The shortest day of the year!


On December 21 at 10:44 UTC ( 3:44 a.m. EST),  we experience the shortest period of daylight of the year, which we call Winter Solstice.  That means that the northern hemisphere of the earth is more tilted (23 degrees) away from the sun than any other time of the year.  Many people believe that the earth is farther away from the sun on December 21st, but this is not true.  The distance from the sun is not related to the seasons, since the distance changes over millions of years of time  At this particular moment in time, the sun is closer during the winter in the northern hemisphere.  If you were living in Australia, the sun would also be closer at this time, but the tilt of the earth in the Southern Hemisphere makes it summer there now.

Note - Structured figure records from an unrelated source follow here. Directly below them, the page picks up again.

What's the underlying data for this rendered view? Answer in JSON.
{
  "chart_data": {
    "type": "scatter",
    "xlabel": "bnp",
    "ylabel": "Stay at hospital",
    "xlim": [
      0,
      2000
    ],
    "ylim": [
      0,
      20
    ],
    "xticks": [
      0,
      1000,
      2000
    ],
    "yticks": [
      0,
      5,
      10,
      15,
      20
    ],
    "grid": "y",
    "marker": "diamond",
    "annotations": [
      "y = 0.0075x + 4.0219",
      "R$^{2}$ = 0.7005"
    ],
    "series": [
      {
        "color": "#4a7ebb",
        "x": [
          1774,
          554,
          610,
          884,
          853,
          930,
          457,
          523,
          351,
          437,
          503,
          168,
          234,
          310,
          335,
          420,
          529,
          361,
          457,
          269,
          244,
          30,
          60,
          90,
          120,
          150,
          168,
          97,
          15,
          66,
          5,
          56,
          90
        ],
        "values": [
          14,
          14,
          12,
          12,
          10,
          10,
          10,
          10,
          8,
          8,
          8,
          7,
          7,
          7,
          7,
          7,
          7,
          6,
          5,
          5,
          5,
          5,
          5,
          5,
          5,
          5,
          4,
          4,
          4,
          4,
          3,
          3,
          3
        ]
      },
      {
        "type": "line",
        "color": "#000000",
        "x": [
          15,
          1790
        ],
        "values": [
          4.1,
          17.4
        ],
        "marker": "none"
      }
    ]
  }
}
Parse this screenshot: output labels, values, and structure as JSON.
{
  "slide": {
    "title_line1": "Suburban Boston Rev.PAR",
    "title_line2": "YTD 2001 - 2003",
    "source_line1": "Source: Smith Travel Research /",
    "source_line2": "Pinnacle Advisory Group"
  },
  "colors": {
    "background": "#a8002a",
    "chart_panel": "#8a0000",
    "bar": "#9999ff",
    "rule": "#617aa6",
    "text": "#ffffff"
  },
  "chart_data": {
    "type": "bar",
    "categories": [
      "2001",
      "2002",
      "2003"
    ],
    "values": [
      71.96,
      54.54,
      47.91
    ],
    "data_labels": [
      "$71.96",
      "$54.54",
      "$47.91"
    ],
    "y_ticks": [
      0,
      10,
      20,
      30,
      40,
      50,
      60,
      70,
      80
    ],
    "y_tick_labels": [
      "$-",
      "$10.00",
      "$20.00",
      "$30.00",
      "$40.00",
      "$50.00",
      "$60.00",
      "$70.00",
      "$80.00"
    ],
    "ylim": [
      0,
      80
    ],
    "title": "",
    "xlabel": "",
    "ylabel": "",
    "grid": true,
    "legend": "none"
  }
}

Although Christians celebrate December 25 as the birthday of Jesus Christ, few claim any knowledge of the exact day he was born.  So maybe I have come up with the reason we celebrate Christmas close to the longest, coldest, most depressing night of the year: to help us through the long cold winter! Just think, what is Christmas?  This is the time when the days are short and the wind is cold, so why not brighten up the world with Christmas lights and joy?  What a great idea!  Since people are depressed about the weather and lack of daylight, they may be more prone to buy lots of gifts in an attempt to improve their mood.  This will also help the economy by employing lots of people, as shoppers try to cure their Seasonal Affective Disorder (SAD) by spending money.

Throw into this mix the celebration of the New Year seven days later and you have a long length of time to celebrate in all kinds of ways.  We surround ourselves with lots of Christmas lights and seasonal joy to help us through this deary time of the year.

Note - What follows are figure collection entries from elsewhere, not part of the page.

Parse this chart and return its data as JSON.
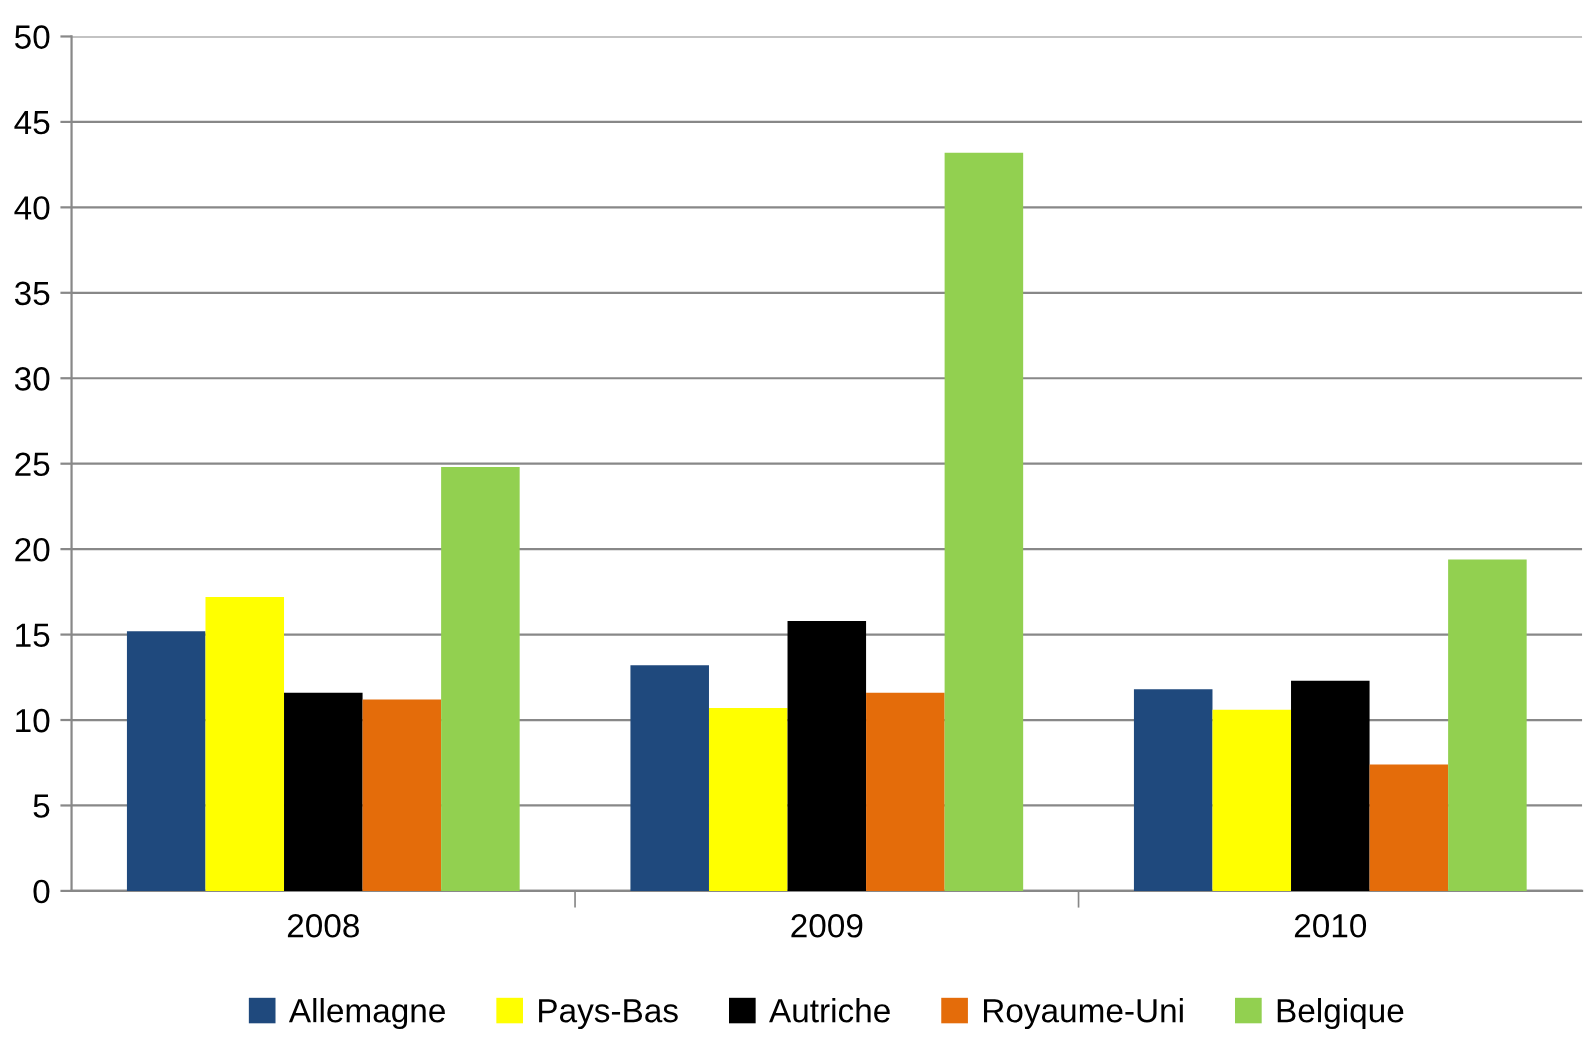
{
  "chart_data": {
    "type": "bar",
    "categories": [
      "2008",
      "2009",
      "2010"
    ],
    "series": [
      {
        "name": "Allemagne",
        "color": "#1f497d",
        "values": [
          15.2,
          13.2,
          11.8
        ]
      },
      {
        "name": "Pays-Bas",
        "color": "#ffff00",
        "values": [
          17.2,
          10.7,
          10.6
        ]
      },
      {
        "name": "Autriche",
        "color": "#000000",
        "values": [
          11.6,
          15.8,
          12.3
        ]
      },
      {
        "name": "Royaume-Uni",
        "color": "#e46c0a",
        "values": [
          11.2,
          11.6,
          7.4
        ]
      },
      {
        "name": "Belgique",
        "color": "#92d050",
        "values": [
          24.8,
          43.2,
          19.4
        ]
      }
    ],
    "ylim": [
      0,
      50
    ],
    "yticks": [
      0,
      5,
      10,
      15,
      20,
      25,
      30,
      35,
      40,
      45,
      50
    ],
    "grid": "y",
    "legend": "bottom"
  }
}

So I, in the wake of all this depressing stuff, along with a short earth science lesson,  would like to wish everybody a merry Christmas and a happy new year!  Oh, yeah, the most important thing is that the days are getting longer now!

My Christmas story

A Christmas story told again and again and….


This is one of my favorite stories and it helps me remember what Christmas is really about. If you read it last year or the year before, read it again and if you are new to my blog, I hope you enjoy this touching story. Merry Christmas and Happy New Year! You can find Naotaka Maehara on Facebook. Maybe someday parents will sit around the fire and read this to there children…or maybe not…

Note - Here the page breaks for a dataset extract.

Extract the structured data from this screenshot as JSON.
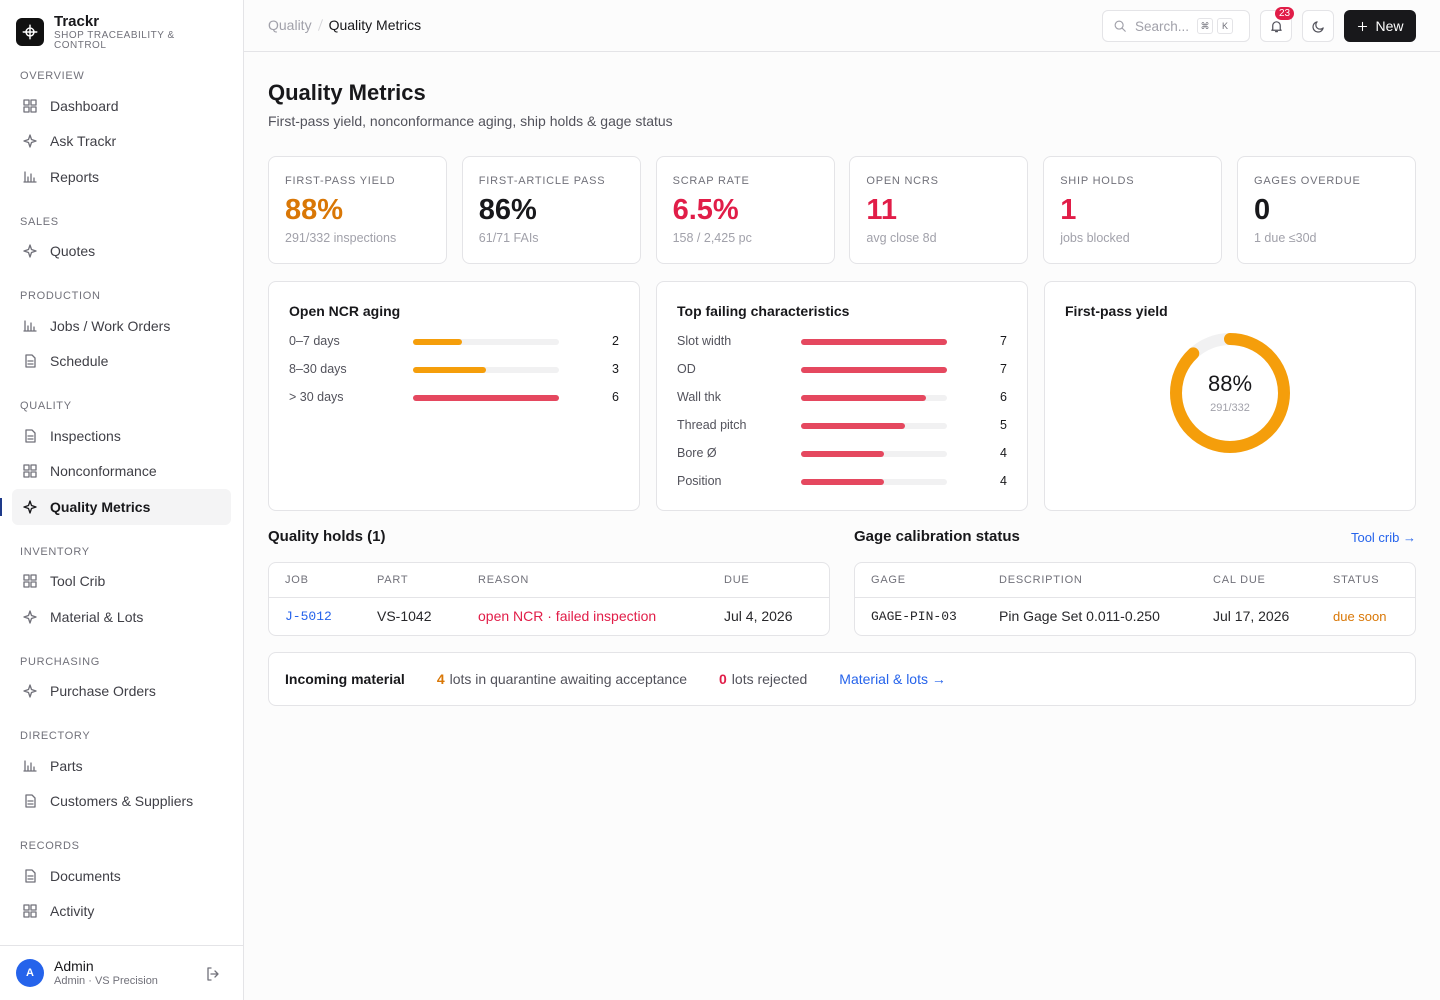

Naotaka Maehara arriving in Augusta

The other day my friend Steve Bailes called me up to ask if I would be interested in housing a young man from Japan for the evening. He is riding his bike across America, having left from Vancouver 70 days ago. He was coming from Clarksburg and would arrive on Saturday if things worked out. I agreed, and contacted Nao (pronounced NOW which is short for Naotaka Maehara) by email to invited him to stay with us for the evening. He replied that he would like to stay with us Saturday evening. The next two days were interesting as I stayed in contact as much as possible via e-mail. If you remember, this past Wednesday and Thursday we experienced our first major snow fall of the season so Nao was right in the middle of it with the continental divide directly in front of him. To make a long, involved story shorter, he made it across the mountains to our home by 4pm on Saturday. I quickly suggested he take a bath to get warm. He agreed and headed for the bathroom. About an hour later he emerged, hungry, relaxed and anxious to get to know us. Steve had asked if he could come over and meet Nao so I suggested that we do dinner ; at about 6pm Steve and Terry arrived. It was one of those magical evenings that happen so rarely. We talked, exchanged stories and ate until we were ready to pop. Nao turned out to be charming, pleasant and a very gracious guest. I will remember the evening for a long time. With my fading memory that could be months from now. After dinner, us guys went down stairs to give Nao’s bike some tender loving care, which it needed badly. We reattached the front racks, cleaned and oiled the chain, pumped up the tires, and gave it a quick inspection. Later Nao and I went upstairs to spend almost two hours planning his route to New York City. He was ready for his journey to continue in the morning. After I went to bed, Sue stayed up until midnight talking with Nao about who knows what.

Resting after dinner

Relaxing after dinner

The morning came; Nao had several bowls of cereal and began to ready himself and his bike for his journey to New York City where he was scheduled to arrive on December 23. We created a Skype connection so that he could contact us with his computer, if needed. Shortly thereafter, Nao headed down the driveway.

After Nao had left, we found a note in his bedroom. In the note was a twenty-dollar bill. At first I considered getting in the car and catching him to give back the money but after reading the note I decided not to. This is written in Nao’s own words. He has only been learning English for three years. I’m impressed!

“I met woman in that time. (this is before he met us) She listened my serious talking and gave this $20 to me. She gave money and I received money. And also I received her kindness. She said, “I can’t help you now, but use this money and stay in hotel.

I want you guys (me) receive this $20. I mean it is not a staying fee, it means a woman’s kindness.”

I will keep this twenty and pass it forward when the time comes. Experiences like this one only intensify my belief that life is about the people you meet and the memories you take from those meeting. My only hope is that someday I will get to see Nao again!